Hi guys, I'm moving out of the country and wanted to give you guys the 1st choice to buy my perfect off grid home. I'm not posting it on this forum as a spam but am only posting it here is because I'd like to sell it to someone who would really appreciate it.

I have a beautiful 10 acres hobby farm for sale in "Lake of the Woods, MN". It has 1 huge metal pole barn about 40'x100', a grain ben/building that is 20'x100' with cover between the two buildings. Both buildings have a good cement foundation. There is also a potato in-ground building as well. You can use it as a huge root cellar or for storage (30'x60'). The pole barns do need some light work but they are built very sturdy.
The potato barn could be turned into a huge in-ground/earthen home.
http://www.preparedsociety.com/The-...round-and-Earthen-Homes-Prepared-Society.html

The house has 2 streams that run around the western and northern side of the property. In the spring, fish come in from the Lake of the Woods and spawn here. You can see the fish splashing all over some times.

These building and the house sits on high ground or on top a small hill. The soil is nice and dark.

The house has 3 bedrooms with a loft and there is 1 full size bathroom with 1 mudroom. The home has some nice new updates like hardwood laminate flooring that is beautiful. The bathroom has been redone. The house is heated by propane or wood. The water is AWESOME. It is a natural artesian spring and it flows all year long with no need for a pump (only for pressure). The water is very nice and has no odor or taste. Latterly taste like a mountain spring water flowing from the mountain to your home. It's 1600 sqft.

Only reason why I'm selling it is because I'm moving out of the state otherwise I would not sell it.

Asking $45k as is or $60K after I finish putting in new flooring in the mudroom and upstairs and a new shower and tub and new paint.
It's a beautiful place at a dead end street. Nearest neighbor is half a mile away. This is country living at it's finest or a hunting play ground. I have deer coming onto my land every day and ducks coming into my ponds all year round except winter. Grouse are in abundant here. You have public hunting land all around my property within 5-10 mins drive. I have 2 dear stands on my property.

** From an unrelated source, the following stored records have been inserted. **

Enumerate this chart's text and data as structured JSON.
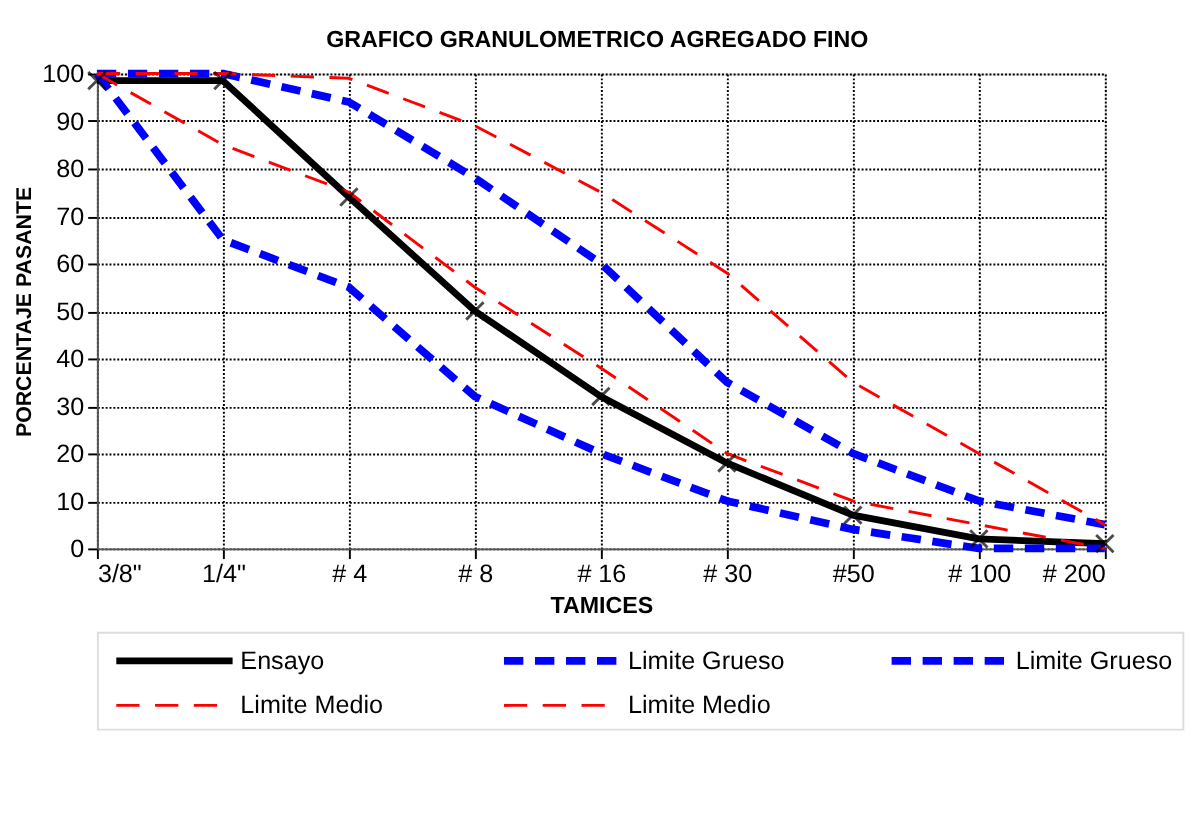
{
  "chart_data": {
    "type": "line",
    "title": "GRAFICO GRANULOMETRICO AGREGADO FINO",
    "xlabel": "TAMICES",
    "ylabel": "PORCENTAJE PASANTE",
    "categories": [
      "3/8\"",
      "1/4\"",
      "# 4",
      "# 8",
      "# 16",
      "# 30",
      "#50",
      "# 100",
      "# 200"
    ],
    "series": [
      {
        "name": "Ensayo",
        "color": "#000000",
        "line_style": "solid",
        "marker": "cross",
        "values": [
          98.5,
          98.5,
          74,
          50,
          32,
          18,
          7,
          2,
          1
        ]
      },
      {
        "name": "Limite Grueso",
        "color": "#0000ff",
        "line_style": "dashed",
        "values": [
          100,
          100,
          94,
          78,
          60,
          35,
          20,
          10,
          5
        ]
      },
      {
        "name": "Limite Grueso",
        "color": "#0000ff",
        "line_style": "dashed",
        "values": [
          100,
          65,
          55,
          32,
          20,
          10,
          4,
          0,
          0
        ]
      },
      {
        "name": "Limite Medio",
        "color": "#ff0000",
        "line_style": "dashed",
        "values": [
          100,
          100,
          99,
          89,
          75,
          58,
          35,
          20,
          5
        ]
      },
      {
        "name": "Limite Medio",
        "color": "#ff0000",
        "line_style": "dashed",
        "values": [
          100,
          85,
          75,
          55,
          38,
          20,
          10,
          5,
          0
        ]
      }
    ],
    "ylim": [
      0,
      100
    ],
    "yticks": [
      0,
      10,
      20,
      30,
      40,
      50,
      60,
      70,
      80,
      90,
      100
    ],
    "grid": true,
    "legend": "bottom"
  }
}
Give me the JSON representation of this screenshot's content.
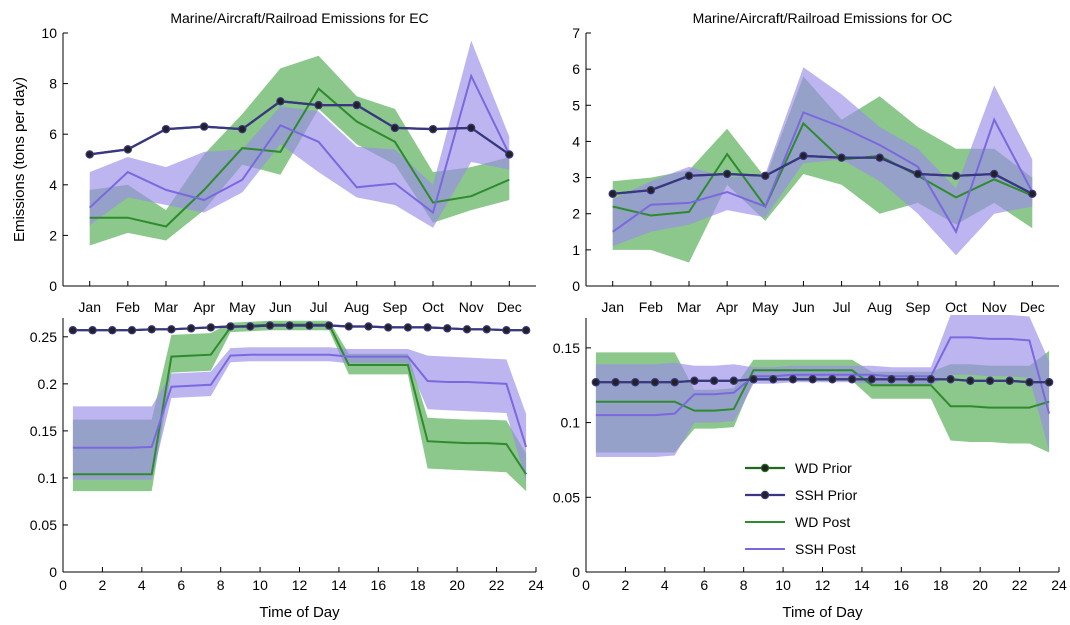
{
  "colors": {
    "wd_prior": "#1f6b1f",
    "ssh_prior": "#3a3585",
    "wd_post": "#2e8b2e",
    "ssh_post": "#7b68e0",
    "wd_band": "#66b466",
    "ssh_band": "#9a8ee8",
    "marker": "#222222"
  },
  "legend": {
    "placement": "inside bottom-right panel, center",
    "entries": [
      "WD Prior",
      "SSH Prior",
      "WD Post",
      "SSH Post"
    ]
  },
  "chart_data": [
    {
      "type": "line",
      "title": "Marine/Aircraft/Railroad Emissions for EC",
      "xlabel": "",
      "ylabel": "Emissions (tons per day)",
      "x_tick_labels": [
        "Jan",
        "Feb",
        "Mar",
        "Apr",
        "May",
        "Jun",
        "Jul",
        "Aug",
        "Sep",
        "Oct",
        "Nov",
        "Dec"
      ],
      "x": [
        1,
        2,
        3,
        4,
        5,
        6,
        7,
        8,
        9,
        10,
        11,
        12
      ],
      "xlim": [
        0.3,
        12.7
      ],
      "ylim": [
        0,
        10
      ],
      "y_ticks": [
        "0",
        "2",
        "4",
        "6",
        "8",
        "10"
      ],
      "y_tick_values": [
        0,
        2,
        4,
        6,
        8,
        10
      ],
      "series": [
        {
          "name": "WD Prior",
          "role": "prior-wd",
          "values": [
            5.2,
            5.4,
            6.2,
            6.3,
            6.2,
            7.3,
            7.15,
            7.15,
            6.25,
            6.2,
            6.25,
            5.2
          ]
        },
        {
          "name": "SSH Prior",
          "role": "prior-ssh",
          "values": [
            5.2,
            5.4,
            6.2,
            6.3,
            6.2,
            7.3,
            7.15,
            7.15,
            6.25,
            6.2,
            6.25,
            5.2
          ]
        },
        {
          "name": "WD Post",
          "role": "post-wd",
          "values": [
            2.7,
            2.7,
            2.35,
            3.8,
            5.45,
            5.3,
            7.8,
            6.5,
            5.7,
            3.3,
            3.55,
            4.2
          ],
          "lower": [
            1.6,
            2.1,
            1.8,
            3.0,
            4.8,
            4.4,
            7.0,
            5.6,
            4.8,
            2.5,
            3.0,
            3.4
          ],
          "upper": [
            3.8,
            4.0,
            3.0,
            5.2,
            6.8,
            8.6,
            9.1,
            7.5,
            7.0,
            4.5,
            4.7,
            5.1
          ]
        },
        {
          "name": "SSH Post",
          "role": "post-ssh",
          "values": [
            3.1,
            4.5,
            3.8,
            3.4,
            4.2,
            6.35,
            5.7,
            3.9,
            4.05,
            2.9,
            8.3,
            5.2
          ],
          "lower": [
            2.4,
            3.5,
            3.2,
            2.9,
            3.7,
            5.6,
            4.5,
            3.5,
            3.2,
            2.3,
            4.9,
            4.6
          ],
          "upper": [
            4.5,
            5.1,
            4.7,
            5.3,
            5.4,
            7.1,
            6.9,
            5.5,
            5.4,
            4.0,
            9.7,
            5.9
          ]
        }
      ]
    },
    {
      "type": "line",
      "title": "Marine/Aircraft/Railroad Emissions for OC",
      "xlabel": "",
      "ylabel": "",
      "x_tick_labels": [
        "Jan",
        "Feb",
        "Mar",
        "Apr",
        "May",
        "Jun",
        "Jul",
        "Aug",
        "Sep",
        "Oct",
        "Nov",
        "Dec"
      ],
      "x": [
        1,
        2,
        3,
        4,
        5,
        6,
        7,
        8,
        9,
        10,
        11,
        12
      ],
      "xlim": [
        0.3,
        12.7
      ],
      "ylim": [
        0,
        7
      ],
      "y_ticks": [
        "0",
        "1",
        "2",
        "3",
        "4",
        "5",
        "6",
        "7"
      ],
      "y_tick_values": [
        0,
        1,
        2,
        3,
        4,
        5,
        6,
        7
      ],
      "series": [
        {
          "name": "WD Prior",
          "role": "prior-wd",
          "values": [
            2.55,
            2.65,
            3.05,
            3.1,
            3.05,
            3.6,
            3.55,
            3.55,
            3.1,
            3.05,
            3.1,
            2.55
          ]
        },
        {
          "name": "SSH Prior",
          "role": "prior-ssh",
          "values": [
            2.55,
            2.65,
            3.05,
            3.1,
            3.05,
            3.6,
            3.55,
            3.55,
            3.1,
            3.05,
            3.1,
            2.55
          ]
        },
        {
          "name": "WD Post",
          "role": "post-wd",
          "values": [
            2.2,
            1.95,
            2.05,
            3.65,
            2.2,
            4.5,
            3.5,
            3.6,
            3.05,
            2.45,
            2.95,
            2.5
          ],
          "lower": [
            1.0,
            1.0,
            0.65,
            2.8,
            1.8,
            3.1,
            2.8,
            2.0,
            2.3,
            1.7,
            2.3,
            1.6
          ],
          "upper": [
            2.9,
            3.0,
            3.2,
            4.35,
            3.0,
            5.8,
            4.6,
            5.25,
            4.4,
            3.8,
            3.8,
            3.0
          ]
        },
        {
          "name": "SSH Post",
          "role": "post-ssh",
          "values": [
            1.5,
            2.25,
            2.3,
            2.6,
            2.2,
            4.8,
            4.4,
            3.9,
            3.3,
            1.5,
            4.6,
            2.6
          ],
          "lower": [
            1.1,
            1.5,
            1.7,
            2.1,
            1.9,
            3.4,
            3.5,
            2.9,
            2.0,
            0.85,
            2.0,
            2.2
          ],
          "upper": [
            2.4,
            2.9,
            3.3,
            3.0,
            3.1,
            6.05,
            5.3,
            4.4,
            3.8,
            2.7,
            5.55,
            3.5
          ]
        }
      ]
    },
    {
      "type": "line",
      "title": "",
      "xlabel": "Time of Day",
      "ylabel": "",
      "x": [
        0.5,
        1.5,
        2.5,
        3.5,
        4.5,
        5.5,
        6.5,
        7.5,
        8.5,
        9.5,
        10.5,
        11.5,
        12.5,
        13.5,
        14.5,
        15.5,
        16.5,
        17.5,
        18.5,
        19.5,
        20.5,
        21.5,
        22.5,
        23.5
      ],
      "xlim": [
        0,
        24
      ],
      "x_ticks": [
        "0",
        "2",
        "4",
        "6",
        "8",
        "10",
        "12",
        "14",
        "16",
        "18",
        "20",
        "22",
        "24"
      ],
      "x_tick_values": [
        0,
        2,
        4,
        6,
        8,
        10,
        12,
        14,
        16,
        18,
        20,
        22,
        24
      ],
      "ylim": [
        0,
        0.27
      ],
      "y_ticks": [
        "0",
        "0.05",
        "0.1",
        "0.15",
        "0.2",
        "0.25"
      ],
      "y_tick_values": [
        0,
        0.05,
        0.1,
        0.15,
        0.2,
        0.25
      ],
      "series": [
        {
          "name": "WD Prior",
          "role": "prior-wd",
          "values": [
            0.257,
            0.257,
            0.257,
            0.257,
            0.258,
            0.258,
            0.259,
            0.26,
            0.261,
            0.261,
            0.262,
            0.262,
            0.262,
            0.262,
            0.261,
            0.261,
            0.26,
            0.26,
            0.26,
            0.259,
            0.258,
            0.258,
            0.257,
            0.257
          ]
        },
        {
          "name": "SSH Prior",
          "role": "prior-ssh",
          "values": [
            0.257,
            0.257,
            0.257,
            0.257,
            0.258,
            0.258,
            0.259,
            0.26,
            0.261,
            0.261,
            0.262,
            0.262,
            0.262,
            0.262,
            0.261,
            0.261,
            0.26,
            0.26,
            0.26,
            0.259,
            0.258,
            0.258,
            0.257,
            0.257
          ]
        },
        {
          "name": "WD Post",
          "role": "post-wd",
          "values": [
            0.104,
            0.104,
            0.104,
            0.104,
            0.104,
            0.229,
            0.23,
            0.231,
            0.26,
            0.262,
            0.263,
            0.263,
            0.263,
            0.263,
            0.22,
            0.22,
            0.22,
            0.22,
            0.139,
            0.138,
            0.137,
            0.137,
            0.136,
            0.104
          ],
          "lower": [
            0.086,
            0.086,
            0.086,
            0.086,
            0.086,
            0.212,
            0.213,
            0.214,
            0.255,
            0.256,
            0.257,
            0.257,
            0.257,
            0.257,
            0.21,
            0.21,
            0.21,
            0.21,
            0.11,
            0.109,
            0.108,
            0.107,
            0.106,
            0.086
          ],
          "upper": [
            0.162,
            0.162,
            0.162,
            0.162,
            0.162,
            0.252,
            0.253,
            0.254,
            0.265,
            0.266,
            0.267,
            0.267,
            0.267,
            0.267,
            0.232,
            0.232,
            0.232,
            0.232,
            0.164,
            0.163,
            0.162,
            0.162,
            0.161,
            0.126
          ]
        },
        {
          "name": "SSH Post",
          "role": "post-ssh",
          "values": [
            0.132,
            0.132,
            0.132,
            0.132,
            0.133,
            0.197,
            0.198,
            0.199,
            0.23,
            0.231,
            0.231,
            0.231,
            0.231,
            0.231,
            0.229,
            0.229,
            0.229,
            0.229,
            0.203,
            0.202,
            0.202,
            0.201,
            0.2,
            0.133
          ],
          "lower": [
            0.098,
            0.098,
            0.098,
            0.098,
            0.098,
            0.185,
            0.186,
            0.187,
            0.223,
            0.224,
            0.224,
            0.224,
            0.224,
            0.224,
            0.222,
            0.222,
            0.222,
            0.222,
            0.173,
            0.172,
            0.171,
            0.17,
            0.169,
            0.096
          ],
          "upper": [
            0.176,
            0.176,
            0.176,
            0.176,
            0.176,
            0.211,
            0.212,
            0.213,
            0.238,
            0.239,
            0.239,
            0.239,
            0.239,
            0.239,
            0.237,
            0.237,
            0.237,
            0.237,
            0.23,
            0.229,
            0.228,
            0.227,
            0.226,
            0.168
          ]
        }
      ]
    },
    {
      "type": "line",
      "title": "",
      "xlabel": "Time of Day",
      "ylabel": "",
      "x": [
        0.5,
        1.5,
        2.5,
        3.5,
        4.5,
        5.5,
        6.5,
        7.5,
        8.5,
        9.5,
        10.5,
        11.5,
        12.5,
        13.5,
        14.5,
        15.5,
        16.5,
        17.5,
        18.5,
        19.5,
        20.5,
        21.5,
        22.5,
        23.5
      ],
      "xlim": [
        0,
        24
      ],
      "x_ticks": [
        "0",
        "2",
        "4",
        "6",
        "8",
        "10",
        "12",
        "14",
        "16",
        "18",
        "20",
        "22",
        "24"
      ],
      "x_tick_values": [
        0,
        2,
        4,
        6,
        8,
        10,
        12,
        14,
        16,
        18,
        20,
        22,
        24
      ],
      "ylim": [
        0,
        0.17
      ],
      "y_ticks": [
        "0",
        "0.05",
        "0.1",
        "0.15"
      ],
      "y_tick_values": [
        0,
        0.05,
        0.1,
        0.15
      ],
      "series": [
        {
          "name": "WD Prior",
          "role": "prior-wd",
          "values": [
            0.127,
            0.127,
            0.127,
            0.127,
            0.127,
            0.128,
            0.128,
            0.128,
            0.129,
            0.129,
            0.129,
            0.129,
            0.129,
            0.129,
            0.129,
            0.129,
            0.129,
            0.129,
            0.129,
            0.128,
            0.128,
            0.128,
            0.127,
            0.127
          ]
        },
        {
          "name": "SSH Prior",
          "role": "prior-ssh",
          "values": [
            0.127,
            0.127,
            0.127,
            0.127,
            0.127,
            0.128,
            0.128,
            0.128,
            0.129,
            0.129,
            0.129,
            0.129,
            0.129,
            0.129,
            0.129,
            0.129,
            0.129,
            0.129,
            0.129,
            0.128,
            0.128,
            0.128,
            0.127,
            0.127
          ]
        },
        {
          "name": "WD Post",
          "role": "post-wd",
          "values": [
            0.114,
            0.114,
            0.114,
            0.114,
            0.114,
            0.108,
            0.108,
            0.109,
            0.135,
            0.135,
            0.135,
            0.135,
            0.135,
            0.135,
            0.125,
            0.125,
            0.125,
            0.125,
            0.111,
            0.111,
            0.11,
            0.11,
            0.11,
            0.114
          ],
          "lower": [
            0.08,
            0.08,
            0.08,
            0.08,
            0.08,
            0.096,
            0.096,
            0.097,
            0.128,
            0.128,
            0.128,
            0.128,
            0.128,
            0.128,
            0.116,
            0.116,
            0.116,
            0.116,
            0.088,
            0.087,
            0.087,
            0.086,
            0.086,
            0.08
          ],
          "upper": [
            0.147,
            0.147,
            0.147,
            0.147,
            0.147,
            0.122,
            0.122,
            0.123,
            0.142,
            0.142,
            0.142,
            0.142,
            0.142,
            0.142,
            0.134,
            0.134,
            0.134,
            0.134,
            0.139,
            0.139,
            0.138,
            0.138,
            0.138,
            0.148
          ]
        },
        {
          "name": "SSH Post",
          "role": "post-ssh",
          "values": [
            0.105,
            0.105,
            0.105,
            0.105,
            0.106,
            0.119,
            0.119,
            0.12,
            0.131,
            0.131,
            0.132,
            0.132,
            0.132,
            0.132,
            0.132,
            0.131,
            0.131,
            0.131,
            0.157,
            0.157,
            0.156,
            0.156,
            0.155,
            0.106
          ],
          "lower": [
            0.077,
            0.077,
            0.077,
            0.077,
            0.078,
            0.1,
            0.1,
            0.101,
            0.126,
            0.126,
            0.127,
            0.127,
            0.127,
            0.127,
            0.126,
            0.125,
            0.125,
            0.125,
            0.132,
            0.132,
            0.131,
            0.131,
            0.13,
            0.081
          ],
          "upper": [
            0.139,
            0.139,
            0.139,
            0.139,
            0.14,
            0.138,
            0.138,
            0.139,
            0.137,
            0.137,
            0.138,
            0.138,
            0.138,
            0.138,
            0.138,
            0.137,
            0.137,
            0.137,
            0.172,
            0.172,
            0.172,
            0.172,
            0.171,
            0.141
          ]
        }
      ]
    }
  ]
}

This place has 2 chicken pins and 3 goat pins and 2 garden areas. This is the perfect place to go off grid. You won't find a better place then this if you are looking for clean water and storage galore. 
Email me with your number and I'll call you. I'm selling this place myself to save you money. Home was built sturdy and was built in the mid 1900s.
If you want to see photos, go here.

http://minneapolis.craigslist.org/ank/reo/4880343935.html

Thank you for looking and God bless.


----------



## Grimm (Sep 5, 2012)

This needs to be posted in the "For Sale" section. NOT the general homesteading section.


----------